福島原発事故にかかる県民健康調査の2つの意義

福島県民202万人全員に対して、放射線に対する健康調査が行われるとのアナウンスがありました。
この調査に関して、医師かつ疫学研究者である私自身の個人的な見解をまとめておきます。


この健康調査には、2つの大きな意味があると考えています。


1つは、原発事故時に県内にいた住民の不安を軽減するものであるいうこと、
もう1つは、未来の住民へ対する「知的な財産」であるということです。


最初の1つは読んでそのままの意味です。
定期的に検査や診察を行って健康状態をチェックすることで、病気が起こっていないか、起こっているとすればどこが悪いのか。放射線の影響を評価するためなので、項目が少々違うことはあると思いますが、いつも行っている健康診断やがん検診などと同様の捉え方です。


もう1つは、言い換えると、今後もしも今回同様の事故が世界のどこかで起こった場合に、その周辺の住民に対する健康状態を予測し、より良い対策を行うための重要資料としての調査です。
このことを話すと必ずと言っていいほど、「私たちは実験材料なのか、モルモットなのか」と言われます。確かに否定はできません。しかし、今回の事故の特徴としては、長期間低線量の被曝が予想されるもので、今まで人類が経験したことがないものです。経験したことがないものは、予想や予測はできたとしても、それが正しいかどうかの判断は誰にもできません。決めるのは、あえて言えば時間と環境とヒトの体です。それを評価するために今回の調査が必要なのです。影響があるとすれば何がどの程度の確率で起こるのか、逆に影響がみられないということも一つの結果です。
対象は202万人、期間は、遺伝的影響を評価するのであれば何十年の単位、100年以上に及ぶ可能性もあるでしょう。これだけ大規模な健康調査は、世界的にも類を見ないでしょう。それだけに、今念入りな計画が立てられていることだと思います。すぐにスタートできないのはそのせいもあると思います。(学術的な大規模コホートでは計画に数年かかることもざらです。)
現在は、医学研究体系も整備が進みつつあり、方法論も倫理的配慮もきちんと定められています。この調査も強制的なものではなく、同意は取るでしょうし、嫌なら拒否することも可能なはずです。(←決まっていないので正確には言えませんが、強制的にやったとしたらそれはそれで問題です)しかし、健康状態を把握して、影響があるとしてもないとしてもその結果をしっかり見て今後につなげることは非常に大切なので、できるだけ受けてほしいと思っています。
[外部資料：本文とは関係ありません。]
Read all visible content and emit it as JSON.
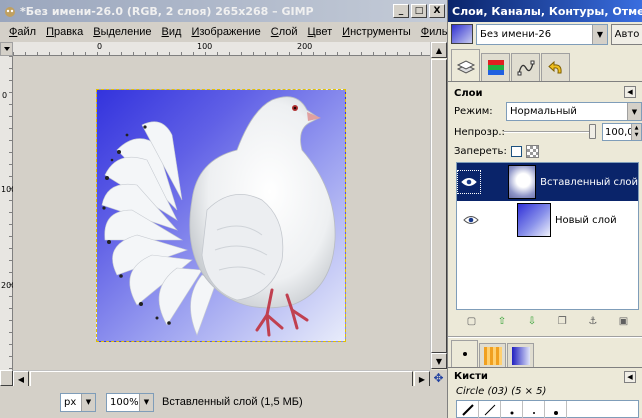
{
  "gimp_window": {
    "title": "*Без имени-26.0 (RGB, 2 слоя) 265x268 – GIMP",
    "window_buttons": [
      "_",
      "□",
      "X"
    ],
    "menu": [
      "Файл",
      "Правка",
      "Выделение",
      "Вид",
      "Изображение",
      "Слой",
      "Цвет",
      "Инструменты",
      "Фильт"
    ],
    "ruler_h_labels": [
      "0",
      "100",
      "200"
    ],
    "ruler_v_labels": [
      "0",
      "100",
      "200"
    ]
  },
  "statusbar": {
    "unit": "px",
    "zoom": "100%",
    "info": "Вставленный слой (1,5 МБ)"
  },
  "dock": {
    "title": "Слои, Каналы, Контуры, Отме...",
    "image_name": "Без имени-26",
    "auto_label": "Авто",
    "panel_title": "Слои",
    "mode_label": "Режим:",
    "mode_value": "Нормальный",
    "opacity_label": "Непрозр.:",
    "opacity_value": "100,0",
    "opacity_fraction": 1.0,
    "lock_label": "Запереть:",
    "layers": [
      {
        "name": "Вставленный слой",
        "visible": true,
        "selected": true
      },
      {
        "name": "Новый слой",
        "visible": true,
        "selected": false
      }
    ],
    "brushes_title": "Кисти",
    "brush_name": "Circle (03) (5 × 5)"
  },
  "colors": {
    "titlebar_active": "#0a246a",
    "selection": "#0a246a",
    "face": "#d4d0c8",
    "image_blue": "#3333dd"
  }
}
私は一人の医師として、また疫学の研究を行う者として、この調査がもつ意義はしっかり理解しておきたいと思います。もしかすると、国内の医療関係者、特に疫学研究者の総力を結集する時なのかもしれません。私もこの調査に何らかの形で関わる可能性は十分考えられます。その時は、地元のためにも、私はいかなる労苦をも厭わないと考えています。